Additionally, Bahn (1997) documents frequent visits in the
18th and 19th century by Europeans on the island, a
number of which involving abduction and murder (also to note is that a great amount
of raids would have gone undocumented). Bahn (1997) estimated that around 1000
to 1400 natives were deported by slave raiders between 1862 and 1863, which
would have been devastating to such a small island.

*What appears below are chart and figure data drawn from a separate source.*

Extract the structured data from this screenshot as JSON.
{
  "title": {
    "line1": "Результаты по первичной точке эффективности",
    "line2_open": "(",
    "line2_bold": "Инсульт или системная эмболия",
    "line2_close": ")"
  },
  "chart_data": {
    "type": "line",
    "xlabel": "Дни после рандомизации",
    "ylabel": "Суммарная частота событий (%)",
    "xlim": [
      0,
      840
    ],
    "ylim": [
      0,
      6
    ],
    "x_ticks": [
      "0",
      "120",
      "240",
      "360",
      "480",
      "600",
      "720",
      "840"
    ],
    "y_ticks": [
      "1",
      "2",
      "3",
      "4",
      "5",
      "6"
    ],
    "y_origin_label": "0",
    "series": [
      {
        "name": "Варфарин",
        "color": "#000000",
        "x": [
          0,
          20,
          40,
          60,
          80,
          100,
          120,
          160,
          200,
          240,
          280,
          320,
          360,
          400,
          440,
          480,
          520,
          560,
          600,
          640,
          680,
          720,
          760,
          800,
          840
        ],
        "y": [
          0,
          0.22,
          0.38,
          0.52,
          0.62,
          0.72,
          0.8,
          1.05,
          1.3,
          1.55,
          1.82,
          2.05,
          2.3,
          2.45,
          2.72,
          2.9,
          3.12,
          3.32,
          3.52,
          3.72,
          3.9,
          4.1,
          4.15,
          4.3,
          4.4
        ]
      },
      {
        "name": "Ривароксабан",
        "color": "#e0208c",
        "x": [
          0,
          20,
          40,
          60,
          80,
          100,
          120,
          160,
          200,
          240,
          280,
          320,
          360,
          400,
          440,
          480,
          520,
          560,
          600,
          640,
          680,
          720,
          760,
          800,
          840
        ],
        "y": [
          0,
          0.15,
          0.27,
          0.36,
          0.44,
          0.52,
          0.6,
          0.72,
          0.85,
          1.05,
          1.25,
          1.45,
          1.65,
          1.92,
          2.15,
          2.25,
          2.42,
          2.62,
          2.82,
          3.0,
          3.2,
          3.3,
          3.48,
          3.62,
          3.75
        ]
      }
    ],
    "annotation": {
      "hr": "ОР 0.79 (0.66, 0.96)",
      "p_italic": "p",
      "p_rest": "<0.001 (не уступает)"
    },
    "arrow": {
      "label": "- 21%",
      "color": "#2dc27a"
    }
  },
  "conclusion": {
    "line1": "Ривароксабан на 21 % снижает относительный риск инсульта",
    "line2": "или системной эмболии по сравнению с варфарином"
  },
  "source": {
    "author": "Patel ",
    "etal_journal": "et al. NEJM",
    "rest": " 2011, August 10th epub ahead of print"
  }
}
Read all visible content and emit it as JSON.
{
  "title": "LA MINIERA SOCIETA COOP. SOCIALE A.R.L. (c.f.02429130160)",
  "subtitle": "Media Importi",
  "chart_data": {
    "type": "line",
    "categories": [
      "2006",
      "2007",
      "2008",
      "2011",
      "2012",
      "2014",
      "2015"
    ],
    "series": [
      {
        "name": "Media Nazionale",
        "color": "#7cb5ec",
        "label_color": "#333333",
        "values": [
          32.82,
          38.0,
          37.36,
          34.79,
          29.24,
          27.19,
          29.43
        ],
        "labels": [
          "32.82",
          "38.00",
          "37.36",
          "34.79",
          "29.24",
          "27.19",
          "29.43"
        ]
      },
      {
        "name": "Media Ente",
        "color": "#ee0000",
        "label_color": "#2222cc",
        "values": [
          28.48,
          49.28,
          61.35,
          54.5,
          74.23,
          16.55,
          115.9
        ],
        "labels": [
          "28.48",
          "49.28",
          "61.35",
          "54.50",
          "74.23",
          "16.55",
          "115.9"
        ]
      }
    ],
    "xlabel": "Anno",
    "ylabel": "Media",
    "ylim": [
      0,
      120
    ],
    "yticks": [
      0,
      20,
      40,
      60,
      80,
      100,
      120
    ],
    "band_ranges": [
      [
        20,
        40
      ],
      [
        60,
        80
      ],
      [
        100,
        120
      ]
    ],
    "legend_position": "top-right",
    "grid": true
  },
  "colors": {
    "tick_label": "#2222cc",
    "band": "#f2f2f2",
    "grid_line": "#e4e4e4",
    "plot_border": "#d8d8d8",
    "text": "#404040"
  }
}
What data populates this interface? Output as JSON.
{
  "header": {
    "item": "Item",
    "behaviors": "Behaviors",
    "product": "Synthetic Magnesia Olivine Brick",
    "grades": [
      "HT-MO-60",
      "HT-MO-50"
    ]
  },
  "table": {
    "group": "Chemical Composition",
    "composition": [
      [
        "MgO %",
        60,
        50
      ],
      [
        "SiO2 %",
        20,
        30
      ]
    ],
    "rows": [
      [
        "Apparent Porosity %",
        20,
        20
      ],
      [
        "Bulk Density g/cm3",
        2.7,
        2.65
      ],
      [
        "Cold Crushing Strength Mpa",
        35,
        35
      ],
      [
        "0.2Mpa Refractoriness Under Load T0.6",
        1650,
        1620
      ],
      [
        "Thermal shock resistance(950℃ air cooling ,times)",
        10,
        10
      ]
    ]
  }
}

Finally, one key piece of evidence used to describe civil
warfare that tore the island apart following the deterioration of the forests
are oral traditions, are notoriously unreliable (Rainbird 2002), being
transcribed by European missionaries who would likely want to portray the islanders
as savages needing the Europeans to save them and turn them to civilization
(and Christianity). Additionally, despite the dearth of oral traditions
describing conflict placed before European contact, there are almost none that
describe the traumatic experiences the islanders faced after contact, involving
repeated slave raids, killings and other such atrocities (Rainbird 2002), again
making the issue of bias clear.
I therefore find the argument that European contact was the
cause of population collapse a more compelling one, mostly due to the observation
that evidence for warfare is most prolific at this point and that the society
on Easter increases in size right up to European contact and then very sharply
declines. Furthermore, the other main source of evidence for warfare, oral traditions,
are very dubious sources of information with the question of bias being
significant, making the counter argument a relatively weak one.